La loi dont il s’agit instituait un tribunal spécial, désigné sous le nom de cour des domaines hypothéqués, auquel était conféré le droit de vendre toutes propriétés, à la demande du propriétaire ou de ses créanciers, nonobstant tous engagemens et toutes conventions contraires. Le même tribunal recevait en outre le pouvoir de substituer un titre net et liquide aux titres confus que les possesseurs avaient eu jusqu’alors. En vérité, rien n’était plus avantageux que ce règlement d’affaires ; le seul mal est que le remède arrivait hors de propos. À peine la loi promulguée, les requêtes des créanciers se multiplièrent. Les ventes furent si nombreuses qu’il y eut panique, avilissement des prix. Tel gentilhomme qui comptait se libérer avec le temps des obligations contractées dans les années de misère fut contraint de tout abandonner et se vit réduit à l’indigence sans même que ce sacrifice complet suffit à payer l’arriéré. Les plus favorisés retiraient de leurs biens un capital équivalent à douze ou treize fois le revenu annuel ; d’autres obtenaient à peine la moitié. Quoi qu’on en eût dit, les Anglais n’achetèrent presque rien ; ce fut aux gens du pays que passèrent les domaines mis en vente. Les dix premières années furent une triste période pour les justiciables appelés devant la cour des domaines hypothéqués. Plus tard, lorsque la situation financière s’améliora, les propriétaires réclamèrent d’eux-mêmes l’intervention de ce tribunal, qui avait qualité pour les débarrasser de servitudes gênantes. Il est à noter que, si les héritages changèrent de mains, les paysans n’y gagnèrent rien le plus souvent. Au lieu d’un seigneur hautain peut-être, mais insouciant, tolérant, il leur venait quelque marchand enrichi qui prétendait gérer son bien suivant les principes rigides d’une maison de commerce. Ce nouveau maître ne supportait pas que le fermage fût en retard ; faute de paiement à l’échéance, il expulsait sans pitié le retardataire.

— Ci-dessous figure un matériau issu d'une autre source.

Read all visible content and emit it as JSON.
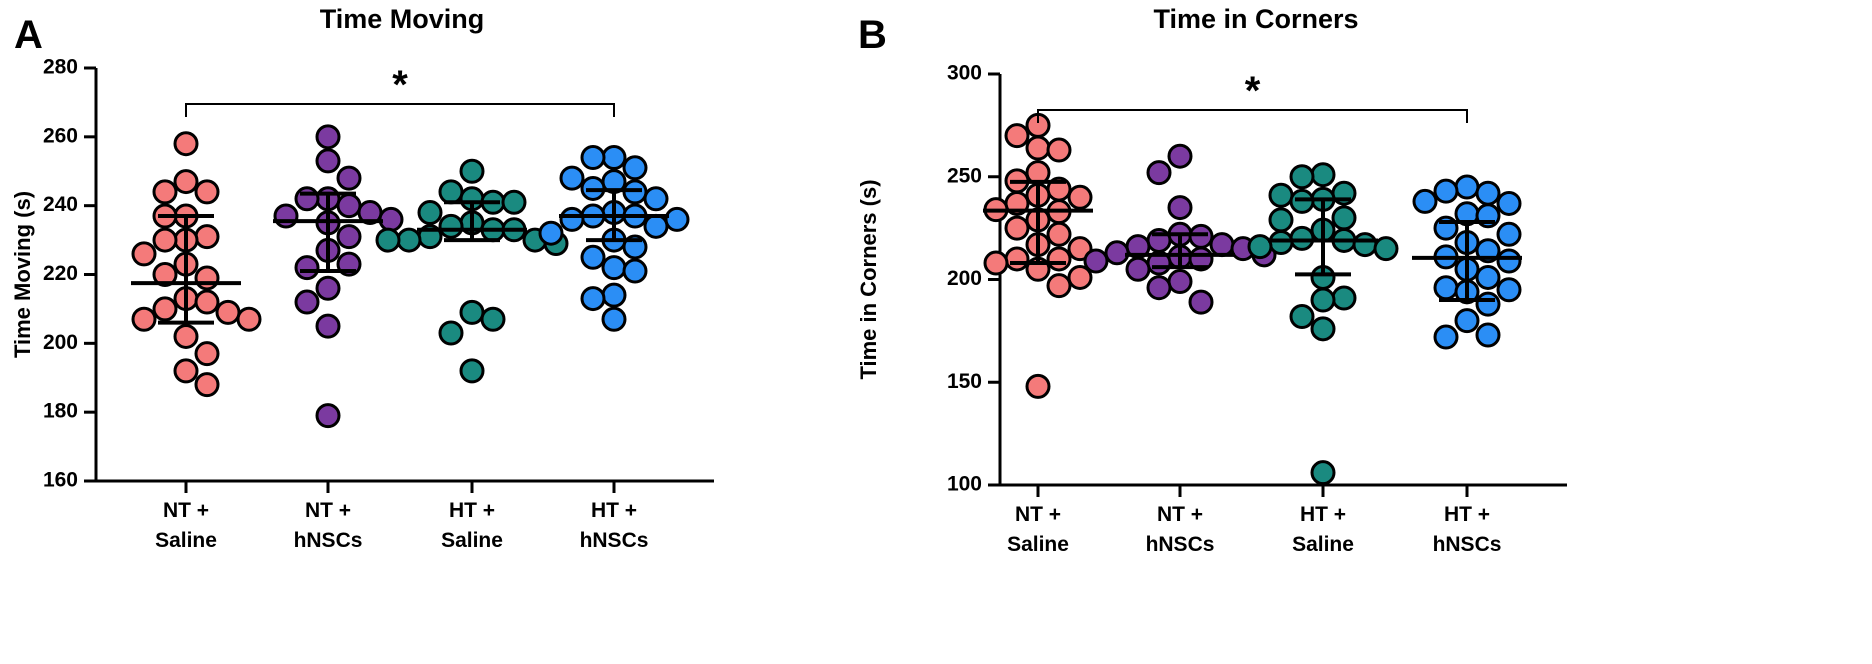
{
  "chart_data": [
    {
      "type": "scatter",
      "panel_label": "A",
      "title": "Time Moving",
      "ylabel": "Time Moving (s)",
      "ylim": [
        160,
        280
      ],
      "yticks": [
        160,
        180,
        200,
        220,
        240,
        260,
        280
      ],
      "categories": [
        "NT +\nSaline",
        "NT +\nhNSCs",
        "HT +\nSaline",
        "HT +\nhNSCs"
      ],
      "colors": [
        "#f47a7a",
        "#7b3aa0",
        "#1a8a80",
        "#2b8ef5"
      ],
      "series": [
        {
          "values": [
            258,
            247,
            244,
            244,
            237,
            237,
            231,
            230,
            230,
            226,
            223,
            220,
            219,
            213,
            212,
            210,
            209,
            207,
            207,
            202,
            197,
            192,
            188
          ],
          "mean": 217.5,
          "err_low": 206,
          "err_high": 237
        },
        {
          "values": [
            260,
            253,
            248,
            242,
            242,
            240,
            238,
            237,
            236,
            235,
            231,
            227,
            223,
            222,
            216,
            212,
            205,
            179
          ],
          "mean": 235.5,
          "err_low": 221,
          "err_high": 243.5
        },
        {
          "values": [
            250,
            244,
            242,
            241,
            241,
            238,
            235,
            234,
            233,
            233,
            231,
            230,
            230,
            230,
            229,
            209,
            207,
            203,
            192
          ],
          "mean": 233,
          "err_low": 230,
          "err_high": 241
        },
        {
          "values": [
            254,
            254,
            251,
            248,
            247,
            245,
            244,
            242,
            238,
            237,
            237,
            236,
            236,
            234,
            232,
            230,
            228,
            225,
            222,
            221,
            214,
            213,
            207
          ],
          "mean": 237,
          "err_low": 230,
          "err_high": 244.5
        }
      ],
      "significance": {
        "from": 0,
        "to": 3,
        "label": "*",
        "y": 270.5
      }
    },
    {
      "type": "scatter",
      "panel_label": "B",
      "title": "Time in Corners",
      "ylabel": "Time in Corners (s)",
      "ylim": [
        100,
        300
      ],
      "yticks": [
        100,
        150,
        200,
        250,
        300
      ],
      "categories": [
        "NT +\nSaline",
        "NT +\nhNSCs",
        "HT +\nSaline",
        "HT +\nhNSCs"
      ],
      "colors": [
        "#f47a7a",
        "#7b3aa0",
        "#1a8a80",
        "#2b8ef5"
      ],
      "series": [
        {
          "values": [
            275,
            270,
            264,
            263,
            252,
            248,
            244,
            241,
            240,
            237,
            234,
            233,
            229,
            225,
            222,
            217,
            215,
            210,
            210,
            208,
            205,
            201,
            197,
            148
          ],
          "mean": 233.5,
          "err_low": 208,
          "err_high": 247.5
        },
        {
          "values": [
            260,
            252,
            235,
            222,
            221,
            219,
            217,
            216,
            215,
            213,
            212,
            211,
            210,
            209,
            208,
            205,
            199,
            196,
            189
          ],
          "mean": 212,
          "err_low": 206,
          "err_high": 222
        },
        {
          "values": [
            251,
            250,
            242,
            241,
            239,
            238,
            230,
            229,
            224,
            220,
            219,
            218,
            217,
            216,
            215,
            201,
            191,
            190,
            182,
            176,
            106
          ],
          "mean": 219,
          "err_low": 202.5,
          "err_high": 239
        },
        {
          "values": [
            245,
            243,
            242,
            238,
            237,
            232,
            231,
            225,
            222,
            218,
            214,
            211,
            209,
            205,
            201,
            196,
            195,
            194,
            188,
            180,
            173,
            172
          ],
          "mean": 210.5,
          "err_low": 190,
          "err_high": 228
        }
      ],
      "significance": {
        "from": 0,
        "to": 3,
        "label": "*",
        "y": 290.5
      }
    }
  ]
}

Aussi le nombre des crimes agraires, loin de diminuer, s’augmenta-t-il plutôt. Dans certains comtés, celui de Tipperary par exemple, il y avait comme une guerre civile entre tenanciers et patrons, lutte nocturne il est vrai, car les adversaires ne se montraient jamais à visage découvert. Le maître qui prononçait une éviction, qui appelait sur ses terres des ouvriers d’autres pays, s’exposait à recevoir des coups de fusil. L’assassiner devenait un acte méritoire aux yeux de ces malheureux paysans chez qui le sens moral n’existait pas. Qu’un crime fût commis, y eût-il eu vingt témoins présens, pas un n’aurait trahi le meurtrier. Les gens de justice se remuaient en vain. Qu’en résultait-il ? Le jury, furieux de ne pouvoir atteindre les vrais coupables, frappait quelquefois des innocens sur de trop vagues indices. Les conjurés s’en irritaient d’autant plus et par représailles immolaient de nouvelles victimes. Certes on ne saurait trop flétrir ces vengeances odieuses ; convenons cependant que les propriétaires, en abusant des droits que la loi leur conférait, étaient souvent imprudens, cruels même, et que le gouvernement anglais, à qui il appartenait d’accorder à tous une égale protection, était blâmable de ne pas établir, par une législation nouvelle, les garanties dont les paysans avaient besoin.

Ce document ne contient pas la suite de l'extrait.